Thermal contact resistance is a crucial parameter for the thermal management of electronic devices, as it directly impacts the heat dissipation efficiency across densely packed component interfaces. This paper proposes a finite element modeling approach to predict thermal contact resistance. The model is based on the optically measured surface topography of Al6061 alloy pairs using a white light interferometer. A mechanical-thermal sequential coupling approach is developed to simulate the contact area and temperature distribution of the contact model. Elastic-plastic deformable mechanics and interface heat transfer in terms of spots and gap conduction are incorporated into the approach.
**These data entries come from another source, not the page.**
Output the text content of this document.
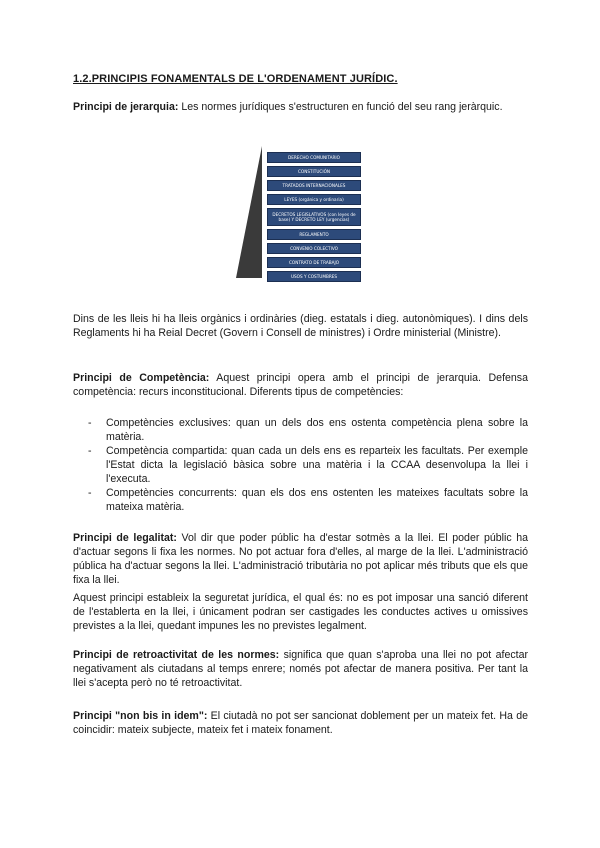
1.2.PRINCIPIS FONAMENTALS DE L'ORDENAMENT JURÍDIC.
Principi de jerarquia: Les normes jurídiques s'estructuren en funció del seu rang jeràrquic.
DERECHO COMUNITARIO
CONSTITUCIÓN
TRATADOS INTERNACIONALES
LEYES (orgánica y ordinaria)
DECRETOS LEGISLATIVOS (con leyes de base) Y DECRETO LEY (urgencias)
REGLAMENTO
CONVENIO COLECTIVO
CONTRATO DE TRABAJO
USOS Y COSTUMBRES
Dins de les lleis hi ha lleis orgànics i ordinàries (dieg. estatals i dieg. autonòmiques). I dins dels Reglaments hi ha Reial Decret (Govern i Consell de ministres) i Ordre ministerial (Ministre).
Principi de Competència: Aquest principi opera amb el principi de jerarquia. Defensa competència: recurs inconstitucional. Diferents tipus de competències:
- Competències exclusives: quan un dels dos ens ostenta competència plena sobre la matèria.
- Competència compartida: quan cada un dels ens es reparteix les facultats. Per exemple l'Estat dicta la legislació bàsica sobre una matèria i la CCAA desenvolupa la llei i l'executa.
- Competències concurrents: quan els dos ens ostenten les mateixes facultats sobre la mateixa matèria.
Principi de legalitat: Vol dir que poder públic ha d'estar sotmès a la llei. El poder públic ha d'actuar segons li fixa les normes. No pot actuar fora d'elles, al marge de la llei. L'administració pública ha d'actuar segons la llei. L'administració tributària no pot aplicar més tributs que els que fixa la llei.
Aquest principi estableix la seguretat jurídica, el qual és: no es pot imposar una sanció diferent de l'establerta en la llei, i únicament podran ser castigades les conductes actives u omissives previstes a la llei, quedant impunes les no previstes legalment.
Principi de retroactivitat de les normes: significa que quan s'aproba una llei no pot afectar negativament als ciutadans al temps enrere; només pot afectar de manera positiva. Per tant la llei s'acepta però no té retroactivitat.
Principi "non bis in idem": El ciutadà no pot ser sancionat doblement per un mateix fet. Ha de coincidir: mateix subjecte, mateix fet i mateix fonament.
The research indicates that the pressure between longitudinal surfaces significantly influences heat transfer preceding the solid contact point. At an upper surface load pressure of 0.15 MPa, the thermal contact resistance is 329 mm²·K/W. With a gradual increase in load up to 0.6 MPa, the thermal resistance decreases to 244 mm²·K/W. Moreover, the transition of interstitial gas from free molecules to a continuous state results in decreased thermal conductivity. Specifically, at gas pressures of 5 Pa and 1 atm, the thermal contact resistance reduces from 557 mm²·K/W to 270 mm²·K/W. Furthermore, the numerical results, when compared to experimental data under different gas pressures, exhibit a discrepancy of less than 15%. This outcome effectively validates the accuracy of the proposed method.